Let me get to my point. He curved his class accordingly, generously even, he made the class average a B-, and so even if everyone got 50/100 on exams, 50 was the B-. That was that, kids got their grades and moved on. But he closed the quarter with a speech prior to everyone taking the final.

He told us that education has nothing to do with grades. Life has nothing to do with grades. He explained that one A, B, C or F now did not mean the same grade for the rest of one's college career or determine an individual's ability to achieve their wildest and most difficult dreams. He said that people spend all their time worrying, stressing, and feeling helpless for something that is such a small part of their lives. He always would say that life is like a roller coaster, as cliché as it may sound. There are times when you're doing fantastic and you're at the top and everything is going fine. Then you dive and plummet into misery and hardship with school, friends, work, everything.
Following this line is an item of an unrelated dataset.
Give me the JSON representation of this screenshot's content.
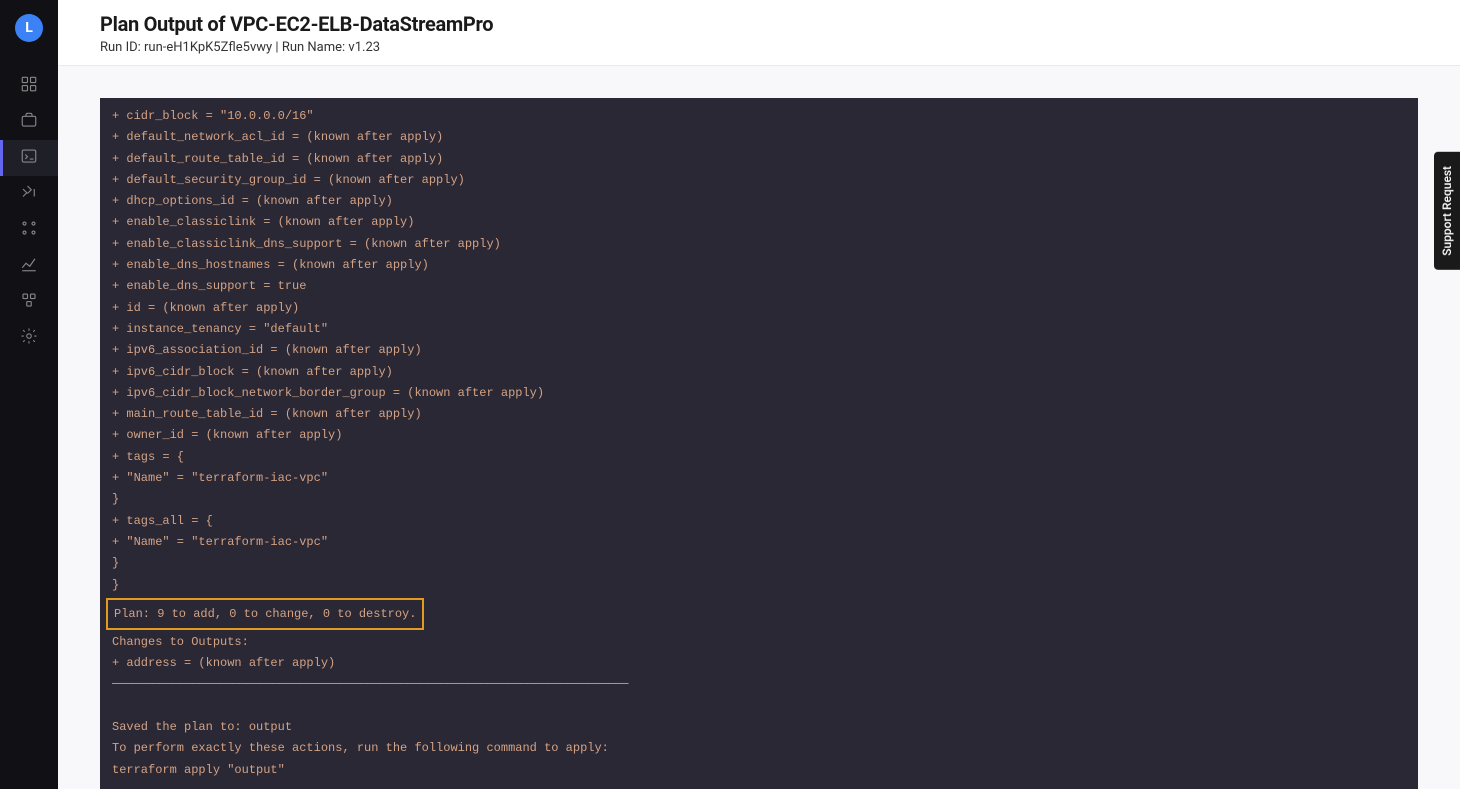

But that's all right. He said that's part of life. He felt that even though there may be times where we get way off track, nothing is stopping us from doing what we truly want to do. To quote him directly:

"You can use all kinds of tips and tricks to improve your grades, but unless you're doing something you really want to do -- not something someone else has chosen for you -- you are not going to do well," He also said too often he sees students undergoing a "terrible, depressing uphill battle" with their education because what they are studying is not their main interest.

"We spend so much time in our lives working on a degree or at a job in order to pay the bills. When that degree or job does not fit us -- in other words, when we do not love it but are doing it only because of fear in order to survive, or because of ego -- then from vocation/profession, it becomes occupation, and it negatively affects everything we do in our lives. Love is the force that holds everything together in harmony. The greatest lesson to learn in our lifetime is to trust, serve and love one another."

Perhaps that went tangent, but sometimes life goes tangent. Toupadakis said that where you stand today and the goal you set for yourself are two points on a plane. Although everyone would like to travel the shortest distance, it is rarely possible to do so. Sometimes we get close, sometimes it couldn't seem further away, but that's not the point. What's important is what we choose to do in between. Because when it's all said and done we can live our lives knowing that regardless of how difficult it was, how much sorrow we endured, all the accomplishments we achieved, and the time it took, we are happy.

I'm going to leave you with a quote from Bob Dylan that I told my friend Christa, he said, "What's money? A man is a success if he gets up in the morning and goes to bed at night and in between does what he wants to do."